En 2019, par exemple, Salurbal a publié une étude dans dans lequel ils ont analysé s’il existait un écart d’espérance de vie selon le lieu de naissance, en prenant comme référence six grandes villes : Buenos Aires (Argentine), Belo Horizonte (Brésil), Santiago (Chili), San José (Costa Rica). ), Mexico (Mexique) et Panama (Panama). Après avoir croisé plusieurs facteurs, tels que la mortalité, la population, les indicateurs de statut socio-économique, les logements surpeuplés, ainsi que les niveaux d’éducation, ils ont trouvé des signes de relations entre ceux-ci.

Au sein des mêmes villes, indique la publication, il existe des écarts d’espérance de vie allant jusqu’à 20 ans en fonction de ces facteurs. Et « pour les hommes, l’espérance de vie moyenne à la naissance varie d’un minimum de 69 ans à Mexico, à un maximum de 76 ans à San José », est l’une des conclusions qu’il donne. L’étude assure également qu’« un statut socio-économique plus élevé dans la région est associé à une espérance de vie plus élevée, notamment à Santiago », pour donner d’autres exemples.

Planifier des villes saines

Le médecin est responsable de notre santé. C’est quelque chose d’irréfutable. Mais elle n’est pas la seule à devoir y veiller, puisque les architectes et les urbanistes font également partie de la solution. Les deux experts sont d’accord sur ce point et affirment que lors de la planification des villes, les politiciens, les urbanistes, les sociologues, les travailleurs sociaux et les responsables de la santé publique devraient s’asseoir. Tout cela contribue à constituer un puzzle sur la façon dont nos villes affectent notre mode de vie et, avec lui, notre santé.

C’est pour cette raison que lorsqu’on demande à Diez quelles sont les trois étapes les plus urgentes pour avoir des villes latino-américaines plus saines, il n’hésite pas à donner sa réponse. « Il faut réduire la dépendance à l’égard de l’usage de la voiture, penser à un transport qui, d’abord, soit actif, et ensuite, soit public. » Il ne s’agit pas seulement de la qualité de l’air affectée par les voitures, mais aussi d’un moyen de transport dans lequel les gens marchent, prennent le vélo et se sentent en sécurité. « Il s’agit également d’un transport dans lequel les gens ne prennent pas des heures », car il commence à être démontré que les longs trajets quotidiens, même, peuvent affecter la santé mentale.

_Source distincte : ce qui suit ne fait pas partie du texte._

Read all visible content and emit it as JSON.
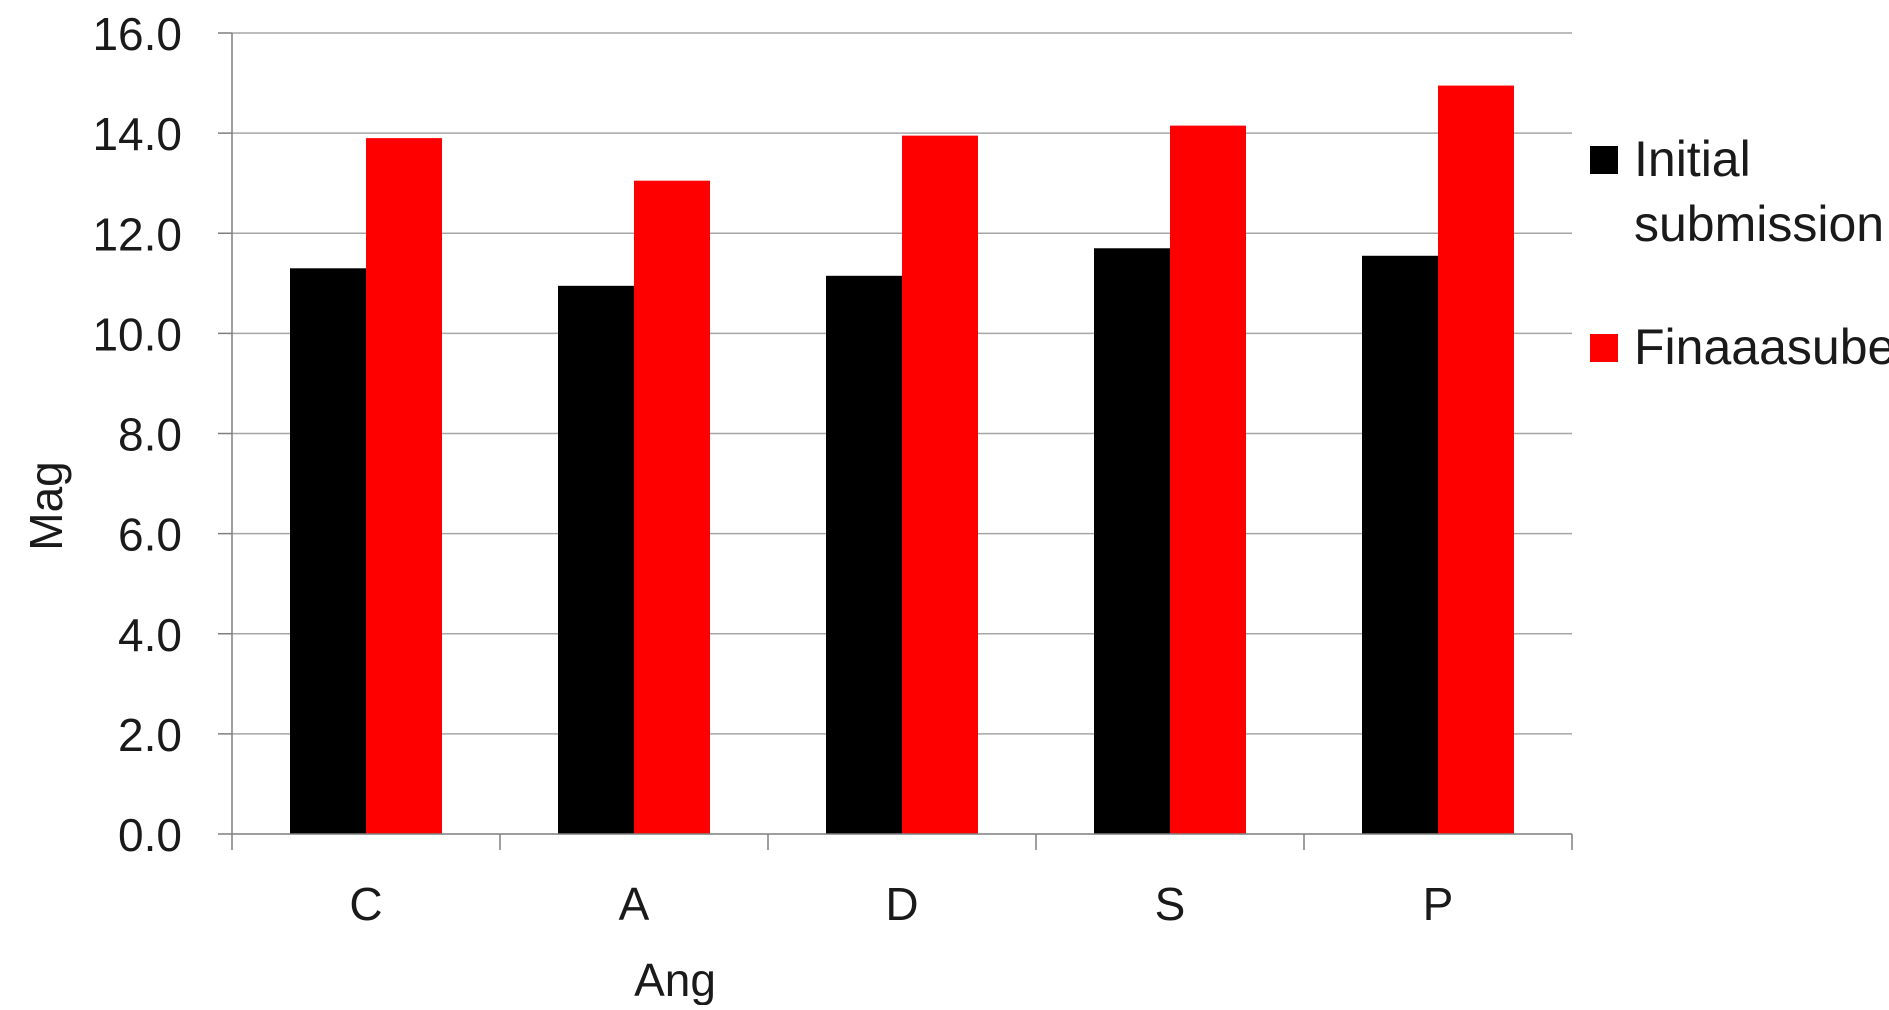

La deuxième chose qu’il mentionne est l’amélioration des inégalités sociales : « améliorer l’accès à la santé, au travail décent et à la répartition des revenus ». Enfin, il parle des interventions d’assainissement dans les quartiers les plus marginaux et les plus pauvres, « depuis les maisons surpeuplées, en passant par la présence de parcs avec des espaces verts, jusqu’aux espaces publics éclairés, où les gens se sentent en sécurité ». Et c’est que les villes sont comme un corps, elles doivent être assistées par différents experts et vues comme un système.